One of the things I have realized is, now that I’m working outside the home, I’m spending less. It’s a combination of wanting to spend my free time at home, in the quiet, and not being as bored. Boredom equalled spening in my world for quite a long time. Also, I’m working my behind off as a waitress. As you may know, the money isn’t amazing when you’re working as a server, so I am loath to part with any of it except to pay down debt. I want that money that I worked so hard for to go to something important, not just another dinglehopper or widget that we don’t really need.
Sadly, I’m realizing how much money I wasted when I wasn’t earning it myself. It’s awfully easy to spend money that you haven’t worked for. I actually just apologized to my husband for spening so much on such stupid stuff over the years. I haven’t had a job outside the home in many years and I guess I’d forgotten what it felt like to have to earn the money that I was spending.
While this may not apply to many of you, it’s a biggie for me. I was a student and stay at home mom for about 12 years. My husband was making plenty of money and yet we always felt a little tight at the end of the pay period. We spent on dining out, and books, and golf, and car parts for the classic Mustang we were rebuilding, and new tech toys… all kinds of things. We didn’t think anything about putting something on the credit card if we didn’t happen to have quite enough money for it in the bank account. We let the debt pile up without even quite realizing where it had all come from. We put gasoline on the credit card and never really paid it all off. The debt became somewhat alarming.
Last year we finally decided we wanted to do something about it. We stopped putting gas on the credit card and we stopped charging everything. We would only buy big things after discussing them. Well, paying for the gas out of pocket hurt at first. We always seemed short on money. We still bought things on credit but we’d discussed them and convinced ourselves it was ok. 18 months no interest? We can totally do that!
I read Dave Ramsey in August of last year and I loved it (except that last couple of pages where it became our religious duty to make money so as to keep it out of the hands of the bad people. I wasn’t a big fan of that justification). The plan seemed to me to make sense and so I wrote out our debts and posted them on the refrigerator. As we paid the little ones off, I crossed them off and wrote the payoff date next to them. We had paid the first one off in a month. Now we’re left with the biggies – the car and that darned credit card bill. We paid one of the cars off just a couple of months ago though and boy, did that feel good!

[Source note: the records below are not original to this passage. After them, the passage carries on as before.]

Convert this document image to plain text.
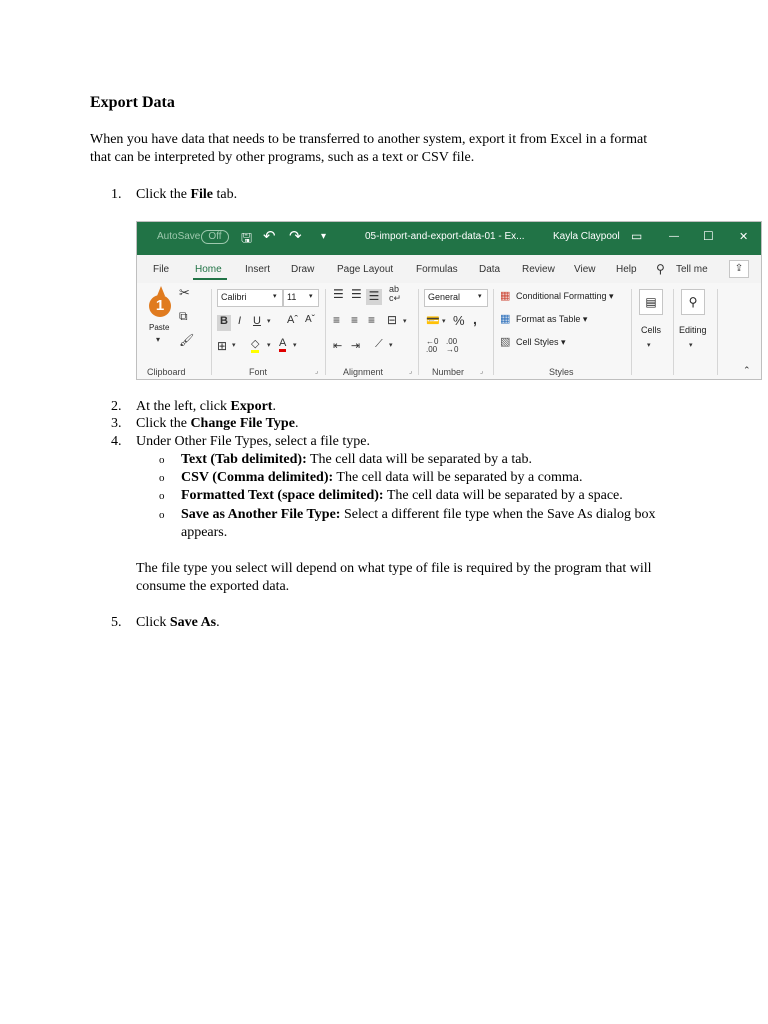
Export Data

When you have data that needs to be transferred to another system, export it from Excel in a format that can be interpreted by other programs, such as a text or CSV file.

1. Click the File tab.
AutoSave Off	🖫 ↶ ↷ ▾	05-import-and-export-data-01 - Ex...	Kayla Claypool ▭	— ☐ ✕
File	Home Insert Draw Page Layout Formulas Data Review View Help ⚲ Tell me	⇪
Paste
✂
⧉
🖌
▾
Clipboard
Calibri	▾ 11 ▾
B I U ▾ Aˆ Aˇ
⊞ ▾ ◇ ▾ A ▾
Font	⌟
☰ ☰ ☰ ab
c↵
≡ ≡ ≡ ⊟ ▾
⇤ ⇥ ⟋ ▾
Alignment	⌟
General	▾
💳 ▾ % ,
←0
.00
.00
→0
Number ⌟
▦ Conditional Formatting ▾
▦ Format as Table ▾
▧ Cell Styles ▾
Styles
▤
Cells
▾
⚲
Editing
▾
⌃
1
2. At the left, click Export.
3. Click the Change File Type.
4. Under Other File Types, select a file type.
o Text (Tab delimited): The cell data will be separated by a tab.
o CSV (Comma delimited): The cell data will be separated by a comma.
o Formatted Text (space delimited): The cell data will be separated by a space.
o Save as Another File Type: Select a different file type when the Save As dialog box appears.

The file type you select will depend on what type of file is required by the program that will consume the exported data.

5. Click Save As.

While our credit card debt is larger than average, I take comfort in the fact that we’re not adding to it, and it’s all on one card with a relatively low interest rate. We have only a few more months before it’ll be time to tackle it. Every payment is going to make me very happy.
All that stuff on the credit card is nothing, though, to the amount that I, personally, spent on dumb stuff. My husband is a very tolerant and wonderful man. I would come home and tell him that I went to Target and bought $70 worth of stuff, none of which we needed. He’d grimace and then ask if we were broke yet. I’d say no, and he’d say, “OK,” and that’d be it. Well, no more. I have finally rememberd the value of a dollar and it’s pretty high. Bills, food, and gas are about all I’m spending on these days. I don’t feel deprived though because I know that if I want something else, the money is there for it. I haven’t wasted it on stupid stuff, so it’s there if I find something that’s worth spending it on.